Papert, S. (1977). Concepts and Artificial Intelligence. In Macnamara, J. (Ed.). (1977). Language learning and thought. Academic Press.
The Katherine Nelson paper Seymour Papert refers to in this chapter follows for context (below).
By Seymour Papert
Massachusetts Institute of Technology
There are lots of things I would like to say about Katherine Nelson’s paper, particularly about the fine detail of the observations, but I shall have to pass over them in favor of the central topic of the paper, concepts and their formation. Here it strikes me as curious and disappointing that Nelson does not advert to the whole enterprise that goes under the name of artificial intelligence, because it has been so involved with concepts. So perhaps I shall spend some time pointing out the links with artificial intelligence.

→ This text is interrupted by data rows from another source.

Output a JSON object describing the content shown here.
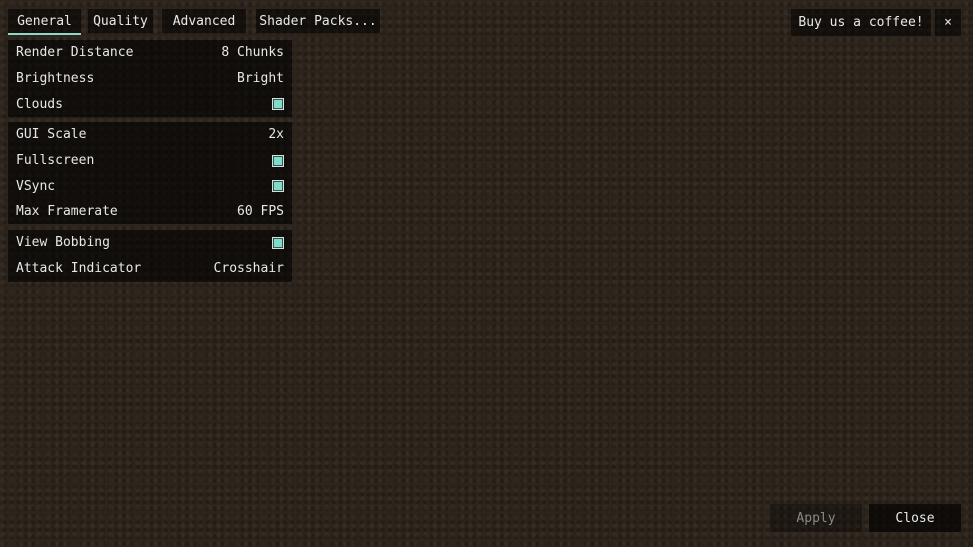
{
  "tabs": [
    {
      "label": "General",
      "selected": true
    },
    {
      "label": "Quality"
    },
    {
      "label": "Advanced"
    },
    {
      "label": "Shader Packs..."
    }
  ],
  "coffee_button": "Buy us a coffee!",
  "close_icon": "×",
  "groups": [
    [
      {
        "label": "Render Distance",
        "value": "8 Chunks"
      },
      {
        "label": "Brightness",
        "value": "Bright"
      },
      {
        "label": "Clouds",
        "checked": true
      }
    ],
    [
      {
        "label": "GUI Scale",
        "value": "2x"
      },
      {
        "label": "Fullscreen",
        "checked": true
      },
      {
        "label": "VSync",
        "checked": true
      },
      {
        "label": "Max Framerate",
        "value": "60 FPS"
      }
    ],
    [
      {
        "label": "View Bobbing",
        "checked": true
      },
      {
        "label": "Attack Indicator",
        "value": "Crosshair"
      }
    ]
  ],
  "footer": {
    "apply": "Apply",
    "close": "Close"
  },
  "colors": {
    "accent": "#8fd8c8",
    "background": "#2d241c"
  }
}
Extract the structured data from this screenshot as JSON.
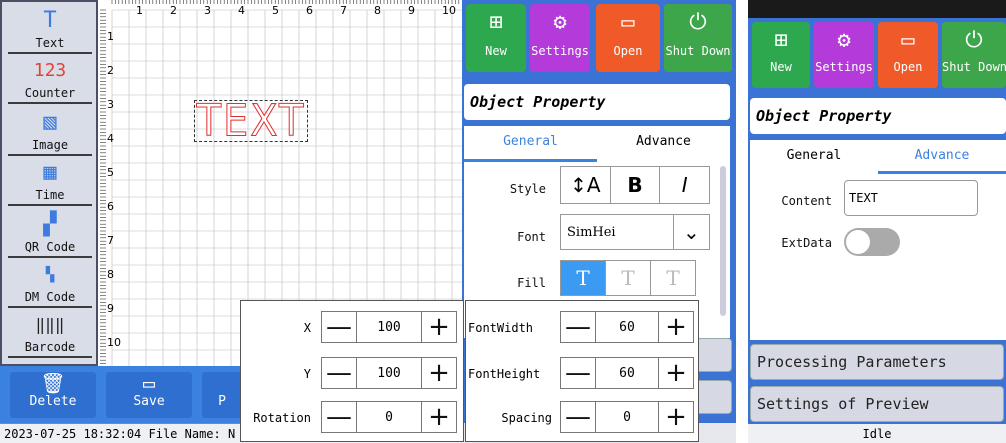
{
  "toolbox": {
    "items": [
      {
        "label": "Text",
        "icon": "text-icon",
        "glyph": "T"
      },
      {
        "label": "Counter",
        "icon": "counter-icon",
        "glyph": "123"
      },
      {
        "label": "Image",
        "icon": "image-icon",
        "glyph": "▧"
      },
      {
        "label": "Time",
        "icon": "calendar-icon",
        "glyph": "▦"
      },
      {
        "label": "QR Code",
        "icon": "qr-code-icon",
        "glyph": "▞"
      },
      {
        "label": "DM Code",
        "icon": "dm-code-icon",
        "glyph": "▚"
      },
      {
        "label": "Barcode",
        "icon": "barcode-icon",
        "glyph": "‖‖‖"
      }
    ]
  },
  "canvas": {
    "ruler_top": [
      "1",
      "2",
      "3",
      "4",
      "5",
      "6",
      "7",
      "8",
      "9",
      "10"
    ],
    "ruler_left": [
      "1",
      "2",
      "3",
      "4",
      "5",
      "6",
      "7",
      "8",
      "9",
      "10"
    ],
    "object_text": "TEXT"
  },
  "bottom": {
    "delete_label": "Delete",
    "save_label": "Save",
    "partial_label": "P"
  },
  "status": {
    "text": "2023-07-25 18:32:04 File Name: N"
  },
  "toolbar": {
    "new": "New",
    "settings": "Settings",
    "open": "Open",
    "shutdown": "Shut Down",
    "colors": {
      "new": "#2ea84f",
      "settings": "#b43ad9",
      "open": "#f05a28",
      "shutdown": "#3da64a"
    }
  },
  "property": {
    "title": "Object Property",
    "tab_general": "General",
    "tab_advance": "Advance",
    "style_label": "Style",
    "font_label": "Font",
    "font_value": "SimHei",
    "fill_label": "Fill"
  },
  "position": {
    "x_label": "X",
    "x_value": "100",
    "y_label": "Y",
    "y_value": "100",
    "rotation_label": "Rotation",
    "rotation_value": "0"
  },
  "fontsize": {
    "width_label": "FontWidth",
    "width_value": "60",
    "height_label": "FontHeight",
    "height_value": "60",
    "spacing_label": "Spacing",
    "spacing_value": "0"
  },
  "right_panel": {
    "title": "Object Property",
    "tab_general": "General",
    "tab_advance": "Advance",
    "content_label": "Content",
    "content_value": "TEXT",
    "extdata_label": "ExtData",
    "processing": "Processing Parameters",
    "preview": "Settings of Preview",
    "state": "Idle"
  }
}
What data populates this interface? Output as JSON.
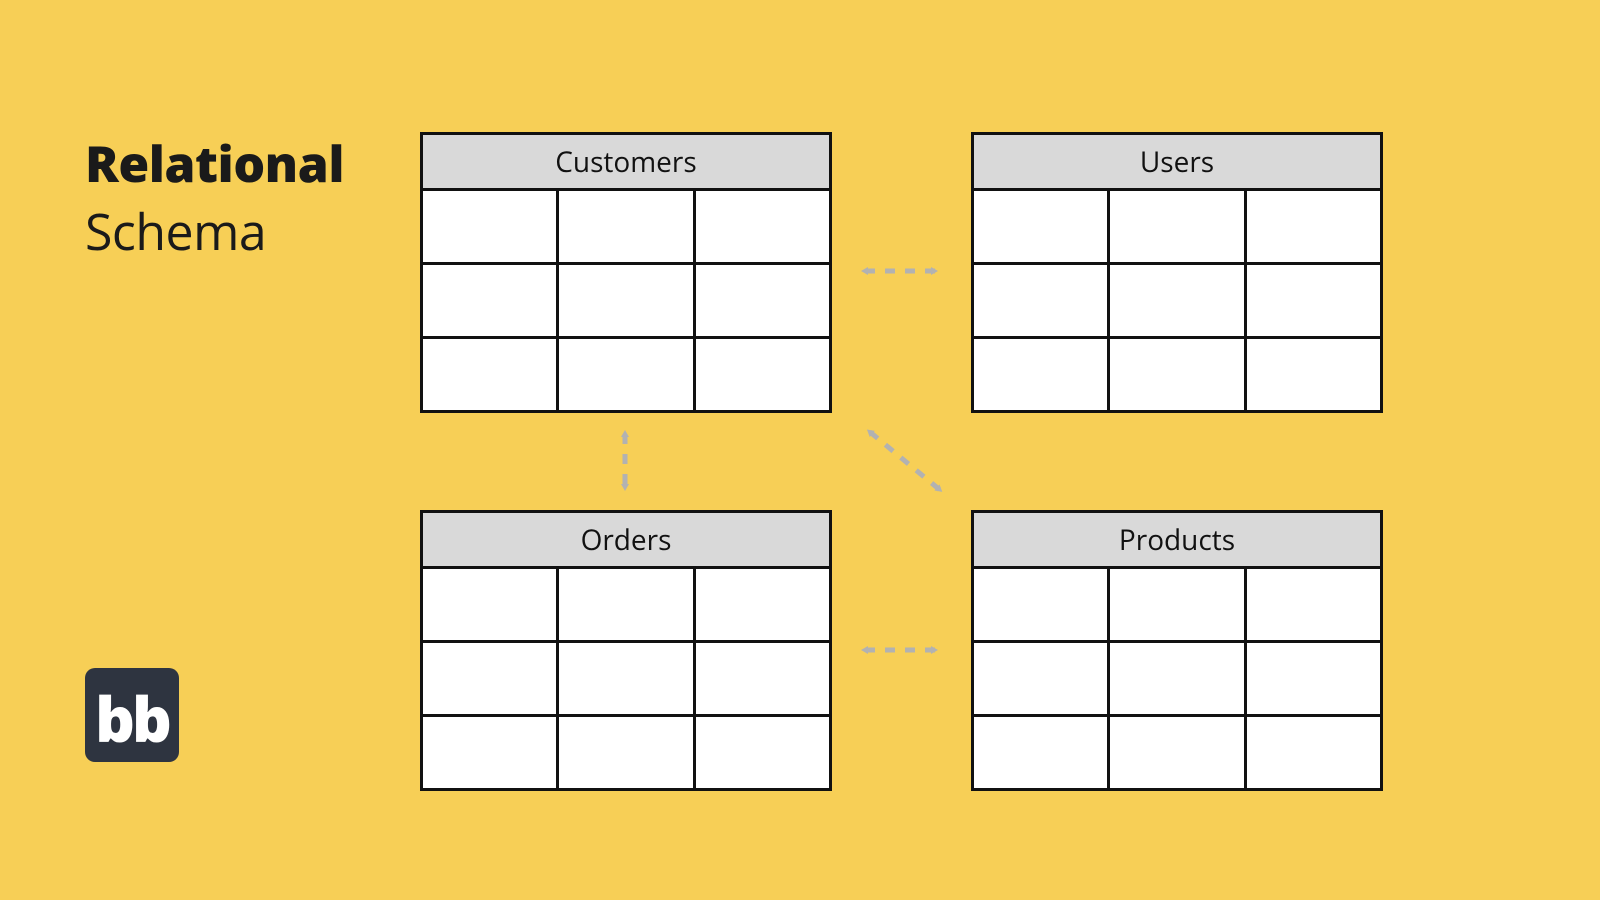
{
  "title": {
    "line1": "Relational",
    "line2": "Schema"
  },
  "logo_text": "bb",
  "tables": {
    "customers": {
      "label": "Customers",
      "rows": 3,
      "cols": 3
    },
    "users": {
      "label": "Users",
      "rows": 3,
      "cols": 3
    },
    "orders": {
      "label": "Orders",
      "rows": 3,
      "cols": 3
    },
    "products": {
      "label": "Products",
      "rows": 3,
      "cols": 3
    }
  },
  "relations": [
    {
      "from": "customers",
      "to": "users",
      "style": "dashed-bidirectional"
    },
    {
      "from": "customers",
      "to": "orders",
      "style": "dashed-bidirectional"
    },
    {
      "from": "orders",
      "to": "products",
      "style": "dashed-bidirectional"
    },
    {
      "from": "users",
      "to": "orders",
      "style": "dashed-bidirectional-diagonal"
    }
  ],
  "colors": {
    "background": "#f7cf56",
    "table_header": "#d9d9d9",
    "border": "#111111",
    "arrow": "#b2b2b2",
    "logo_bg": "#2e3440"
  }
}
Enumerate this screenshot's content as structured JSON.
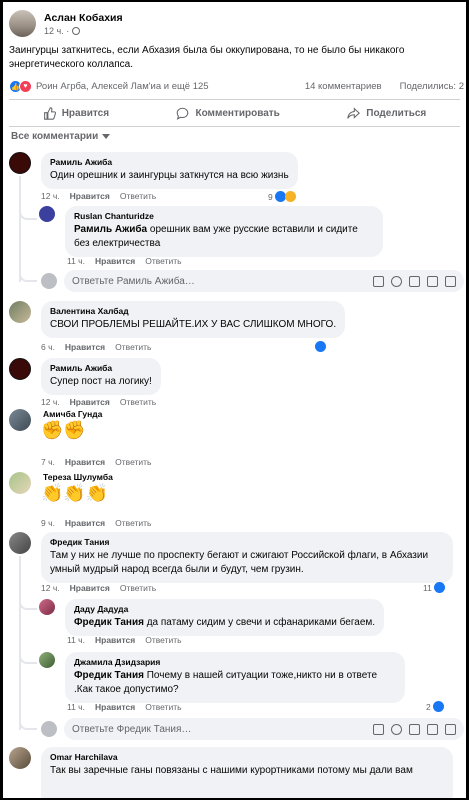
{
  "post": {
    "author": "Аслан Кобахия",
    "time": "12 ч. ·",
    "text": "Заингурцы заткнитесь, если Абхазия была бы оккупирована, то не было бы никакого энергетического коллапса.",
    "reaction_names": "Роин Агрба, Алексей Лам'иа и ещё 125",
    "comments_count": "14 комментариев",
    "shares": "Поделились: 2"
  },
  "actions": {
    "like": "Нравится",
    "comment": "Комментировать",
    "share": "Поделиться"
  },
  "filter_label": "Все комментарии",
  "comments": [
    {
      "name": "Рамиль Ажиба",
      "text": "Один орешник и заингурцы заткнутся на всю жизнь",
      "time": "12 ч.",
      "like": "Нравится",
      "reply": "Ответить",
      "count": "9"
    },
    {
      "name": "Ruslan Chanturidze",
      "mention": "Рамиль Ажиба",
      "text": " орешник вам уже русские вставили и сидите без електричества",
      "time": "11 ч.",
      "like": "Нравится",
      "reply": "Ответить"
    },
    {
      "name": "Валентина Халбад",
      "text": "СВОИ ПРОБЛЕМЫ РЕШАЙТЕ.ИХ У ВАС СЛИШКОМ МНОГО.",
      "time": "6 ч.",
      "like": "Нравится",
      "reply": "Ответить"
    },
    {
      "name": "Рамиль Ажиба",
      "text": "Супер пост на логику!",
      "time": "12 ч.",
      "like": "Нравится",
      "reply": "Ответить"
    },
    {
      "name": "Амичба Гунда",
      "text": "✊✊",
      "time": "7 ч.",
      "like": "Нравится",
      "reply": "Ответить"
    },
    {
      "name": "Тереза Шулумба",
      "text": "👏👏👏",
      "time": "9 ч.",
      "like": "Нравится",
      "reply": "Ответить"
    },
    {
      "name": "Фредик Тания",
      "text": "Там у них не лучше по проспекту бегают и сжигают Российской флаги, в Абхазии умный мудрый народ всегда были и будут, чем грузин.",
      "time": "12 ч.",
      "like": "Нравится",
      "reply": "Ответить",
      "count": "11"
    },
    {
      "name": "Даду Дадуда",
      "mention": "Фредик Тания",
      "text": " да патаму сидим у свечи и сфанариками бегаем.",
      "time": "11 ч.",
      "like": "Нравится",
      "reply": "Ответить"
    },
    {
      "name": "Джамила Дзидзария",
      "mention": "Фредик Тания",
      "text": " Почему в нашей ситуации тоже,никто ни в ответе .Как такое допустимо?",
      "time": "11 ч.",
      "like": "Нравится",
      "reply": "Ответить",
      "count": "2"
    },
    {
      "name": "Omar Harchilava",
      "text": "Так вы заречные ганы повязаны с нашими курортниками потому мы дали вам"
    }
  ],
  "reply_placeholders": {
    "first": "Ответьте Рамиль Ажиба…",
    "second": "Ответьте Фредик Тания…"
  },
  "colors": {
    "accent": "#1877f2",
    "bubble": "#f0f2f5",
    "meta": "#65676b"
  }
}
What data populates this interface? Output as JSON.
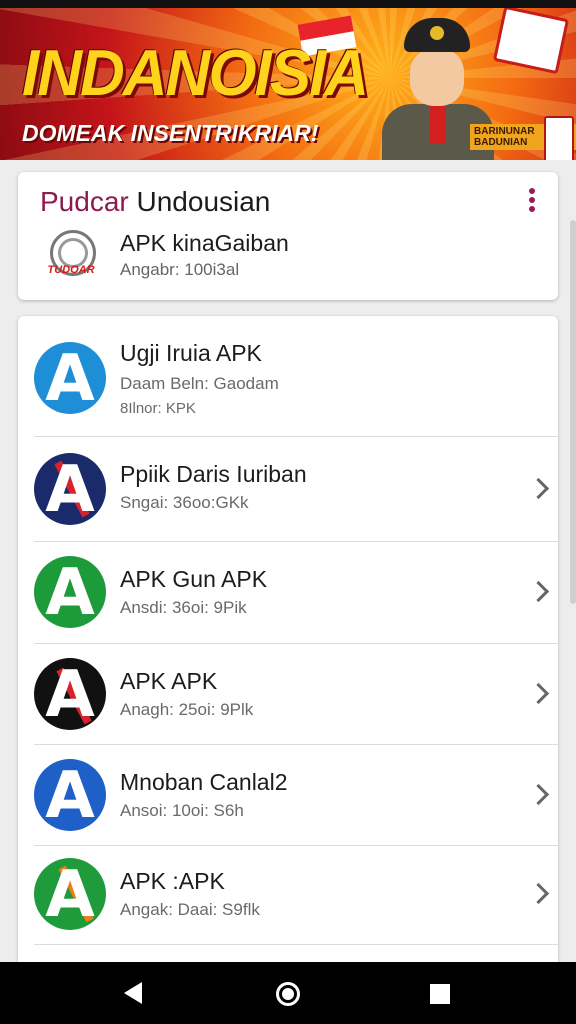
{
  "banner": {
    "title": "INDANOISIA",
    "subtitle": "DOMEAK INSENTRIKRIAR!",
    "badge": "BARINUNAR BADUNIAN"
  },
  "featured": {
    "title_part1": "Pudcar",
    "title_part2": "Undousian",
    "app_name": "APK kinaGaiban",
    "app_meta": "Angabr: 100i3al",
    "logo_text": "TUDOAR"
  },
  "apps": [
    {
      "name": "Ugji Iruia APK",
      "sub1": "Daam Beln: Gaodam",
      "sub2": "8Ilnor: KPK",
      "color": "#1e8fd6",
      "letter": "A",
      "chevron": false
    },
    {
      "name": "Ppiik Daris Iuriban",
      "sub1": "Sngai: 36oo:GKk",
      "sub2": "",
      "color": "#1b2a6b",
      "letter": "A",
      "chevron": true
    },
    {
      "name": "APK Gun APK",
      "sub1": "Ansdi: 36oi: 9Pik",
      "sub2": "",
      "color": "#1d9a3a",
      "letter": "A",
      "chevron": true
    },
    {
      "name": "APK APK",
      "sub1": "Anagh: 25oi: 9Plk",
      "sub2": "",
      "color": "#111111",
      "letter": "A",
      "chevron": true
    },
    {
      "name": "Mnoban Canlal2",
      "sub1": "Ansoi: 10oi: S6h",
      "sub2": "",
      "color": "#1e5fc8",
      "letter": "A",
      "chevron": true
    },
    {
      "name": "APK :APK",
      "sub1": "Angak: Daai: S9flk",
      "sub2": "",
      "color": "#1f9b3c",
      "letter": "A",
      "chevron": true
    }
  ]
}
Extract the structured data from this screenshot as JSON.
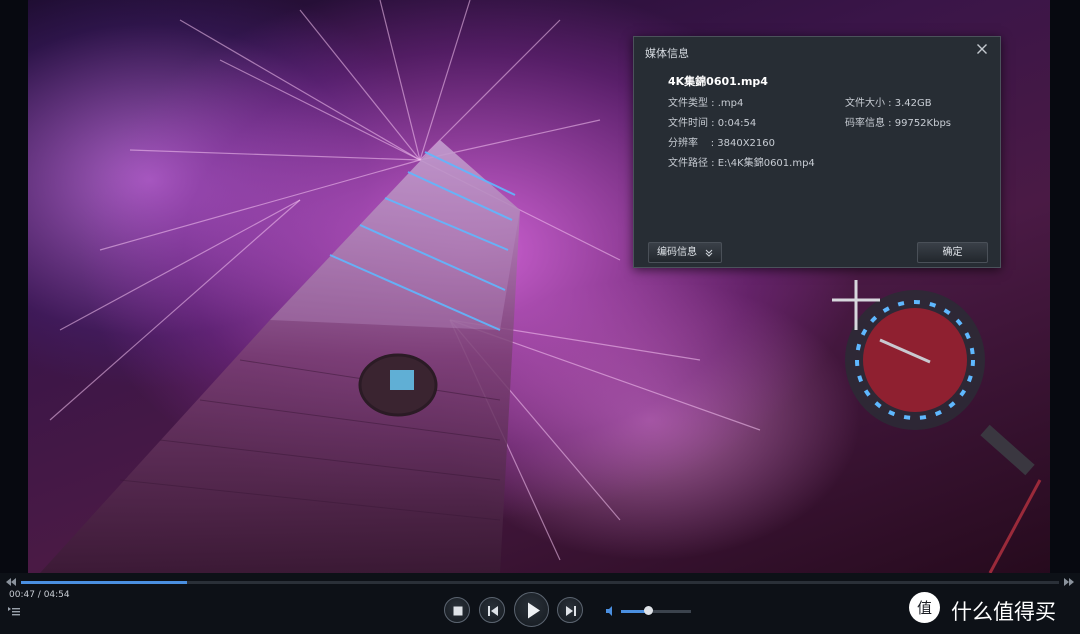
{
  "dialog": {
    "title": "媒体信息",
    "filename": "4K集錦0601.mp4",
    "file_type": "文件类型 : .mp4",
    "file_duration": "文件时间 : 0:04:54",
    "resolution": "分辨率    : 3840X2160",
    "file_path": "文件路径 : E:\\4K集錦0601.mp4",
    "file_size": "文件大小 : 3.42GB",
    "bitrate": "码率信息 : 99752Kbps",
    "codec_button": "编码信息",
    "ok_button": "确定"
  },
  "player": {
    "time_display": "00:47 / 04:54",
    "progress": 0.16,
    "volume": 0.38
  },
  "watermark": {
    "text": "什么值得买",
    "logo_glyph": "值"
  },
  "colors": {
    "accent": "#4a8fe0",
    "dialog_bg": "#272d34",
    "bar_bg": "#0d1117"
  },
  "icons": [
    "close-icon",
    "chevron-down-icon",
    "skip-back-icon",
    "skip-forward-icon",
    "playlist-icon",
    "stop-icon",
    "previous-icon",
    "play-icon",
    "next-icon",
    "volume-icon"
  ]
}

First, I think that Nelson has placed her finger on the important issue in understanding linguistics and certainly the most important in the acquisition of language. Paradoxically, the tremendous development in technical and formal devices for representing language has not been accompanied by a corresponding growth in the devices for representing meanings. So, there is a problem relating language to meaning. I would like to confine myself to the meaning end of that comparison and say something about what a concept is. In doing so, I find myself somewhat hesitant lest I should find myself committed to the “concept of concept.” Nevertheless, I hope I can say something without having to deal with that issue.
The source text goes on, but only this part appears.